Mesa, Arizona, 2005
Lisbon, Portugal, circa 1930

Dear Fernando Pessoa,

I almost love you.

Lately, in fact, I've found myself having "conversations” with you. You look, in my mind’s eye, just like you did in early photographs—a dark suit, a fat cigar between the fingers of your left hand. You've got one eye looking at me; the other is over the cobbled streets where people pass by, oblivious to us. You seem depressed.

The year is 1930 and you will be dead soon. Actually, that’s not entirely true: You still have five more years to live.

You and I are sitting at a small, iron table in a tiny café in Lisbon. We are on the patio; you've just completed your journal entry for the day. I wonder if I can see it, and you slide the notebook across the table without uttering a word.

Somebody endlessly keeps our coffee cups filled. I don't know who it is. I can't see them. I can only sense them after they've come and gone. And this feeling, this contradiction, this present absence, so to speak, reminds me of something you wrote, not that long ago: "We never love anyone. We love only our idea of what someone is like. We love an idea of our own; in short, it is ourselves that we love.”

A bearded man sits at the table next to us. He is reading a thick volume of poetry while he eats his lunch. I am trying to figure out who the author is. I'm almost sure it's Whitman.

"What book is he reading?" I ask you, pushing my chin towards the bearded man. The question seems to confound you, as if I’ve suddenly made an appearance, as if this weren’t my fantasy anymore. You've materialized me. I'm not dreaming (not alone, anyway). This is truly 1930, and you’re, in fact,Fernando Pessoa, the sad poet wearing his sad suit.

And I am… Well, I am this sort of yet-to-be born presence, one of your contradictory truths, an illusion, a phantom. Still, you are only partly assured. You glance over your shoulder, bring your hovering, watchful eye into focus. Now, with both eyes upon me, the corners of your mouth loosen. I loosen too, like an ideal figment of imagination. We rejoice at how easy it is to dream.

The bearded man finishes his lunch. He gets up to leave and I can see he has an elated mind. His thoughts flicker behind his eyes like flames.
Still, not satisfied, you rub your forehead with both of your hands, fingers pressing the skin there into lines. The bearded man gathers his things, his book, his overcoat. I can now see that he walks with a cane.

When you see him leave, you too, gather your things—your notebook, your overcoat, your difficult-to-read thoughts. You continue to rub your brow, as if the ache in your head is too much to ignore. An entire universe is waiting for you along Rua dos Douradores.
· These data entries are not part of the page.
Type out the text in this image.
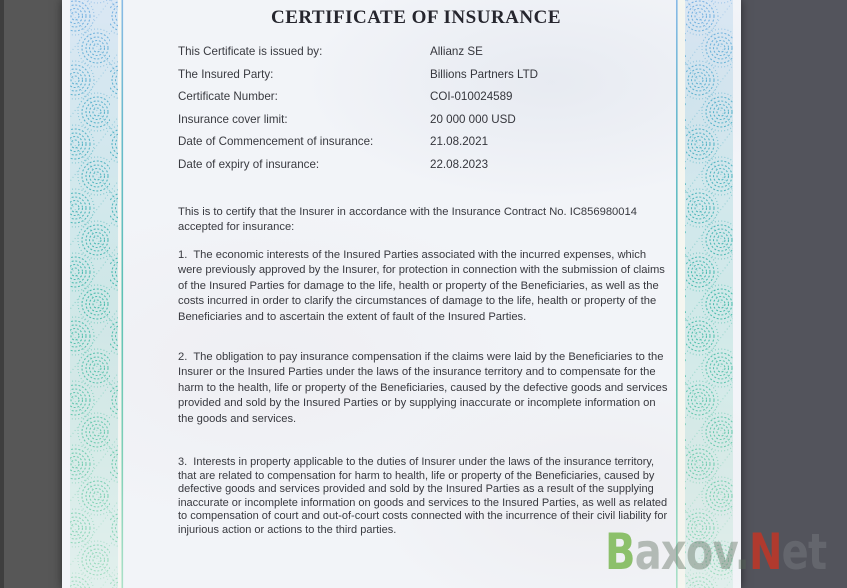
CERTIFICATE OF INSURANCE
This Certificate is issued by:	Allianz SE
The Insured Party:	Billions Partners LTD
Certificate Number:	COI-010024589
Insurance cover limit:	20 000 000 USD
Date of Commencement of insurance:	21.08.2021
Date of expiry of insurance:	22.08.2023

This is to certify that the Insurer in accordance with the Insurance Contract No. IC856980014 accepted for insurance:

1.  The economic interests of the Insured Parties associated with the incurred expenses, which were previously approved by the Insurer, for protection in connection with the submission of claims of the Insured Parties for damage to the life, health or property of the Beneficiaries, as well as the costs incurred in order to clarify the circumstances of damage to the life, health or property of the Beneficiaries and to ascertain the extent of fault of the Insured Parties.

2.  The obligation to pay insurance compensation if the claims were laid by the Beneficiaries to the Insurer or the Insured Parties under the laws of the insurance territory and to compensate for the harm to the health, life or property of the Beneficiaries, caused by the defective goods and services provided and sold by the Insured Parties or by supplying inaccurate or incomplete information on the goods and services.

3.  Interests in property applicable to the duties of Insurer under the laws of the insurance territory, that are related to compensation for harm to health, life or property of the Beneficiaries, caused by defective goods and services provided and sold by the Insured Parties as a result of the supplying inaccurate or incomplete information on goods and services to the Insured Parties, as well as related to compensation of court and out-of-court costs connected with the incurrence of their civil liability for injurious action or actions to the third parties.	Baxov.Net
In 1982, 47 years after your death, your "The Book of Disquiet” will be published. In it, there will be a fragmented gathering of many of your journal entries, which, I understand, you have been actively engaged in writing since 1912.You give credit to a semi-heteronym, Bernardo Soares, whom you claim was a simple mutilation of your own personality. You, "minus reason and affectivity.”

When I see you step out into the courtyard, the sun piling up in the trees, hat on your head to cap the pressure, I step out too. As your footsteps recede up the road back to your office, words fall over your shoulders. I pick them up, even though I can't read them in the original Portuguese.

I call out your name one more time, but you don’t look back, not to thank me, not to say goodbye.

Years will go by, and, often, when I'm "high up in that lonely night,” I will think of you, and carefully whisper cheerful words, so that just you can hear them. Wherever you are.